Hold Your Standard

November 20th, 2023

It’s helpful to have others around you to hold yourself accountable. You don’t always need to pursue alone. With others either holding you to a certain level or pursuing the same thing as you, it gets easier to remain motivated and committed to the task at hand. But group accountability isn’t what you must always rely on. You need to hold yourself to a standard, your personal standard, because those around you will often fail to do the same. By committing to a standard of excellence you know is your true body of work, you can look in the mirror and honestly assess if you did your best, or if you need to be better in the next trial. No one else has the capability to hold you accountable, to hold you to your individual standard, than yourself. Set the standard and live your standard.

When you have a personal standard, it becomes more than just a mantra, it becomes your creed. You alone know when you live up or fail to live up to this creed. It becomes a part of you if you take it seriously enough. With a personal creed, with your personal standard, you can rely on yourself when you don’t have the luxury of others. It’s your life and having an individual standard to hold yourself to helps you retain control.

With your personal standard held at your core, it’s important to not let others infiltrate and poison the creed you hold dear. The world has evolved to accept that just participating is good enough. That if you don’t hit your goal, it’s okay because you tried your best. Don’t believe it’s okay because someone else tells you it is. Don’t let others define your process after you have spent weeks, months, and years living to your standard. You alone know the capabilities of what living to your standard can do for you.

You can let others soften the blow of any missed goal externally, but internally it should only fuel your fire more.

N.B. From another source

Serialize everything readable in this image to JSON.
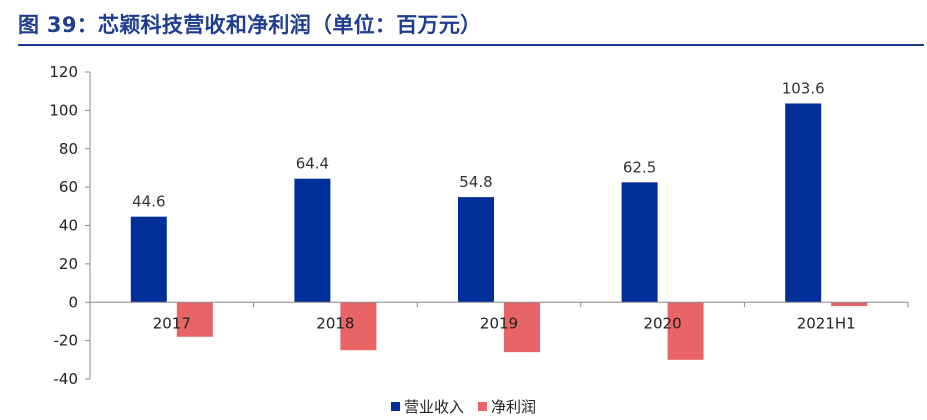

They don’t know what you went through leading up to your performance. They weren’t there day in and day out as you held yourself to your standard. They think what you did was good enough because they lack the insight, knowledge, belief, and fundamental fire that your standard—your creed provides. All failures and shortcomings are opportunities to learn more based on the feedback you receive. You can accept your failure and still get back into the laboratory to refine your processes so you never feel the same sense of failure again.

You need to hold yourself to your standard, no matter what else other people tell you. You alone know what is up to your standard. You alone know how it feels to be so close to your goal and then fall short. You alone know it’s not okay, it’s not good enough because you tried. You alone know that with any failure comes an opportunity to regroup and attack again. You alone know what it’s like to hold yourself to your standard.

I didn’t reach my marathon goal, room to learn and grow.